AI Advancements in Brain Tumor Detection: A Collaborative Approach
Artificial intelligence has already outperformed doctors in identifying breast, lung, and skin cancers. Now, researchers from Intel and the University of Pennsylvania are focusing on brain tumors. By utilizing Intel’s cutting-edge AI hardware and software, Penn Medicine will lead a collaborative effort with 29 international healthcare and research institutions to develop an AI model using the largest brain tumor dataset to date — all while safeguarding sensitive patient information.
This groundbreaking project employs a technique known as federated learning, which allows algorithms to be trained across decentralized servers. This means hospitals can collaborate without directly sharing patient data. Institutions from the US, Canada, the UK, Germany, the Netherlands, Switzerland, and India will collectively create a dataset much larger than any single entity could achieve alone.

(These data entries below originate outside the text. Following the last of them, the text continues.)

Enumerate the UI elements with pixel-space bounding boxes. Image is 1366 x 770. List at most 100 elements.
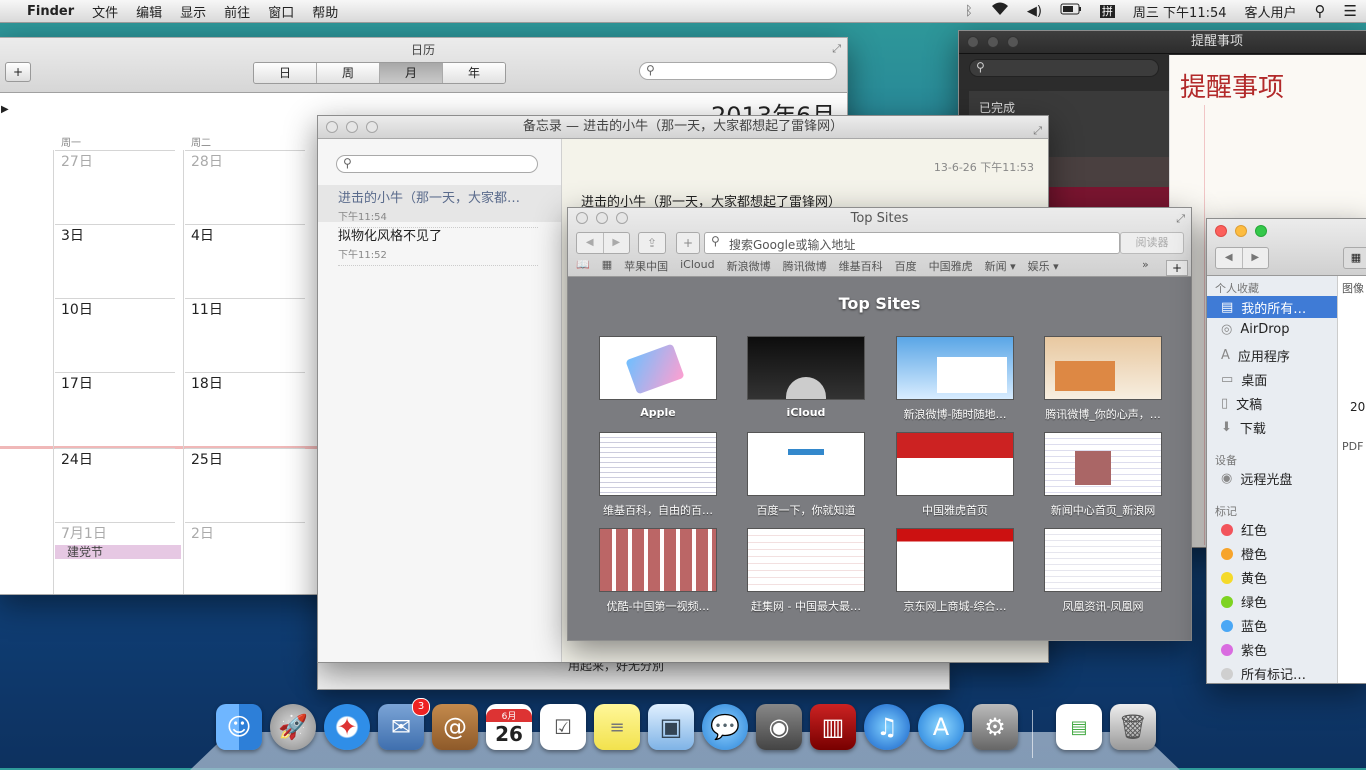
day-cell[interactable]: 28日 bbox=[185, 150, 305, 224]
back-button[interactable]: ◀ bbox=[1216, 248, 1242, 268]
bookmark-item[interactable]: 娱乐 ▾ bbox=[1028, 258, 1059, 274]
add-tab-button[interactable]: + bbox=[1166, 260, 1188, 276]
reader-button[interactable]: 阅读器 bbox=[1120, 232, 1184, 254]
finder-icon[interactable]: ☺ bbox=[216, 704, 262, 750]
day-cell[interactable]: 27日 bbox=[55, 150, 175, 224]
day-cell[interactable]: 10日 bbox=[55, 298, 175, 372]
contacts-icon[interactable]: @ bbox=[432, 704, 478, 750]
mail-icon[interactable]: ✉ 3 bbox=[378, 698, 430, 750]
day-cell[interactable]: 3日 bbox=[55, 224, 175, 298]
notes-icon[interactable]: ≡ bbox=[594, 704, 640, 750]
close-button[interactable] bbox=[1215, 225, 1227, 237]
top-site-tile[interactable]: 百度一下，你就知道 bbox=[747, 432, 865, 518]
tab-year[interactable]: 年 bbox=[443, 63, 505, 83]
input-method-icon[interactable]: 拼 bbox=[1091, 3, 1124, 19]
bluetooth-icon[interactable]: ᛒ bbox=[956, 4, 982, 19]
tab-week[interactable]: 周 bbox=[317, 63, 380, 83]
sidebar-item-tag-green[interactable]: 绿色 bbox=[1221, 592, 1267, 611]
app-menu[interactable]: Finder bbox=[18, 4, 83, 19]
sidebar-item-tag-orange[interactable]: 橙色 bbox=[1221, 544, 1267, 563]
top-site-tile[interactable]: Apple bbox=[599, 336, 717, 419]
top-site-tile[interactable]: 维基百科，自由的百… bbox=[599, 432, 717, 518]
day-cell[interactable]: 25日 bbox=[185, 448, 305, 522]
itunes-icon[interactable]: ♫ bbox=[864, 704, 910, 750]
reminders-search-input[interactable]: ⚲ bbox=[969, 59, 1159, 77]
preview-icon[interactable]: ▣ bbox=[648, 704, 694, 750]
sidebar-item-desktop[interactable]: ▭ 桌面 bbox=[1221, 370, 1267, 389]
minimize-button[interactable] bbox=[596, 212, 608, 224]
bookmark-item[interactable]: 腾讯微博 bbox=[783, 258, 827, 274]
minimize-button[interactable] bbox=[1235, 225, 1247, 237]
notes-search-input[interactable]: ⚲ bbox=[336, 155, 538, 173]
clock[interactable]: 周三 下午11:54 bbox=[1124, 2, 1236, 21]
menu-file[interactable]: 文件 bbox=[83, 2, 127, 21]
next-month-icon[interactable]: ▶ bbox=[1, 104, 9, 115]
sidebar-item-downloads[interactable]: ⬇ 下载 bbox=[1221, 418, 1266, 437]
close-button[interactable] bbox=[576, 212, 588, 224]
messages-icon[interactable]: 💬 bbox=[702, 704, 748, 750]
minimize-button[interactable] bbox=[346, 121, 358, 133]
sidebar-item-applications[interactable]: A 应用程序 bbox=[1221, 346, 1290, 365]
note-list-item[interactable]: 进击的小牛（那一天，大家都… 下午11:54 bbox=[338, 187, 538, 228]
top-site-tile[interactable]: 腾讯微博_你的心声，… bbox=[1044, 336, 1162, 422]
new-tab-button[interactable]: + bbox=[676, 232, 700, 254]
share-button[interactable]: ⇪ bbox=[638, 232, 666, 254]
top-site-tile[interactable]: 凤凰资讯-凤凰网 bbox=[1044, 528, 1162, 614]
menu-help[interactable]: 帮助 bbox=[303, 2, 347, 21]
day-cell[interactable]: 24日 bbox=[55, 448, 175, 522]
minimize-button[interactable] bbox=[987, 36, 999, 48]
appstore-icon[interactable]: A bbox=[918, 704, 964, 750]
forward-button[interactable]: ▶ bbox=[602, 233, 630, 253]
forward-button[interactable]: ▶ bbox=[1241, 248, 1269, 268]
day-cell[interactable]: 2日 bbox=[185, 522, 305, 594]
safari-icon[interactable]: ✦ bbox=[324, 704, 370, 750]
sidebar-item-airdrop[interactable]: ◎ AirDrop bbox=[1221, 322, 1289, 337]
bookmark-item[interactable]: iCloud bbox=[680, 258, 714, 274]
bookmark-item[interactable]: 中国雅虎 bbox=[929, 258, 973, 274]
bookmark-item[interactable]: 维基百科 bbox=[839, 258, 883, 274]
notification-center-icon[interactable]: ☰ bbox=[1335, 2, 1366, 20]
menu-view[interactable]: 显示 bbox=[171, 2, 215, 21]
sidebar-item-remote-disc[interactable]: ◉ 远程光盘 bbox=[1221, 469, 1292, 488]
close-button[interactable] bbox=[326, 121, 338, 133]
bookmark-item[interactable]: 新浪微博 bbox=[727, 258, 771, 274]
sidebar-item-all-files[interactable]: ▤ 我的所有… bbox=[1221, 298, 1306, 317]
top-site-tile[interactable]: 优酷-中国第一视频… bbox=[599, 528, 717, 614]
zoom-button[interactable] bbox=[1255, 225, 1267, 237]
tab-month[interactable]: 月 bbox=[380, 63, 443, 83]
top-sites-grid-icon[interactable]: ▦ bbox=[602, 258, 612, 274]
battery-icon[interactable] bbox=[1051, 3, 1091, 19]
spotlight-icon[interactable]: ⚲ bbox=[1306, 2, 1335, 20]
day-cell[interactable]: 17日 bbox=[55, 372, 175, 446]
calendar-icon[interactable]: 6月 26 bbox=[486, 704, 532, 750]
bookmark-item[interactable]: 新闻 ▾ bbox=[985, 258, 1016, 274]
day-cell[interactable]: 11日 bbox=[185, 298, 305, 372]
user-menu[interactable]: 客人用户 bbox=[1236, 2, 1306, 21]
day-cell[interactable]: 4日 bbox=[185, 224, 305, 298]
top-site-tile[interactable]: 新闻中心首页_新浪网 bbox=[1044, 432, 1162, 518]
add-event-button[interactable]: + bbox=[5, 62, 31, 82]
sidebar-item-tag-red[interactable]: 红色 bbox=[1221, 520, 1267, 539]
top-site-tile[interactable]: 京东网上商城-综合… bbox=[896, 528, 1014, 614]
fullscreen-icon[interactable]: ⤢ bbox=[1176, 212, 1185, 226]
bookmark-item[interactable]: 苹果中国 bbox=[624, 258, 668, 274]
sidebar-item-documents[interactable]: ▯ 文稿 bbox=[1221, 394, 1262, 413]
document-icon[interactable]: ▤ bbox=[1056, 704, 1102, 750]
tab-day[interactable]: 日 bbox=[254, 63, 317, 83]
sidebar-item-tag-purple[interactable]: 紫色 bbox=[1221, 640, 1267, 659]
address-bar[interactable]: ⚲ 搜索Google或输入地址 bbox=[704, 232, 1120, 254]
photobooth-icon[interactable]: ▥ bbox=[810, 704, 856, 750]
top-site-tile[interactable]: 赶集网 - 中国最大最… bbox=[747, 528, 865, 614]
menu-edit[interactable]: 编辑 bbox=[127, 2, 171, 21]
event-holiday[interactable]: 建党节 bbox=[55, 545, 181, 559]
reminders-icon[interactable]: ☑ bbox=[540, 704, 586, 750]
top-site-tile[interactable]: 新浪微博-随时随地… bbox=[896, 336, 1014, 422]
trash-icon[interactable]: 🗑 bbox=[1110, 704, 1156, 750]
fullscreen-icon[interactable]: ⤢ bbox=[832, 42, 841, 56]
volume-icon[interactable]: ◀) bbox=[1018, 4, 1051, 19]
reading-list-icon[interactable]: 📖 bbox=[576, 258, 590, 274]
note-list-item[interactable]: 拟物化风格不见了 下午11:52 bbox=[338, 225, 538, 266]
day-cell[interactable]: 18日 bbox=[185, 372, 305, 446]
wifi-icon[interactable] bbox=[982, 2, 1018, 20]
top-site-tile[interactable]: iCloud bbox=[747, 336, 865, 419]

“AI shows great promise for the early detection of brain tumors, but it requires more data than any single medical center holds to realize its full potential,” said Jason Martin, Intel principal engineer, in a press release.
While the timeline for model development remains uncertain, the initiative is backed by a three-year, $1.2 million grant from the National Institutes of Health (NIH). According to the American Brain Tumor Association (ABTA), approximately 80,000 individuals will be diagnosed with a brain tumor this year, including over 4,600 children. This collaborative effort aims to enhance early detection and improve outcomes for those affected by this serious condition.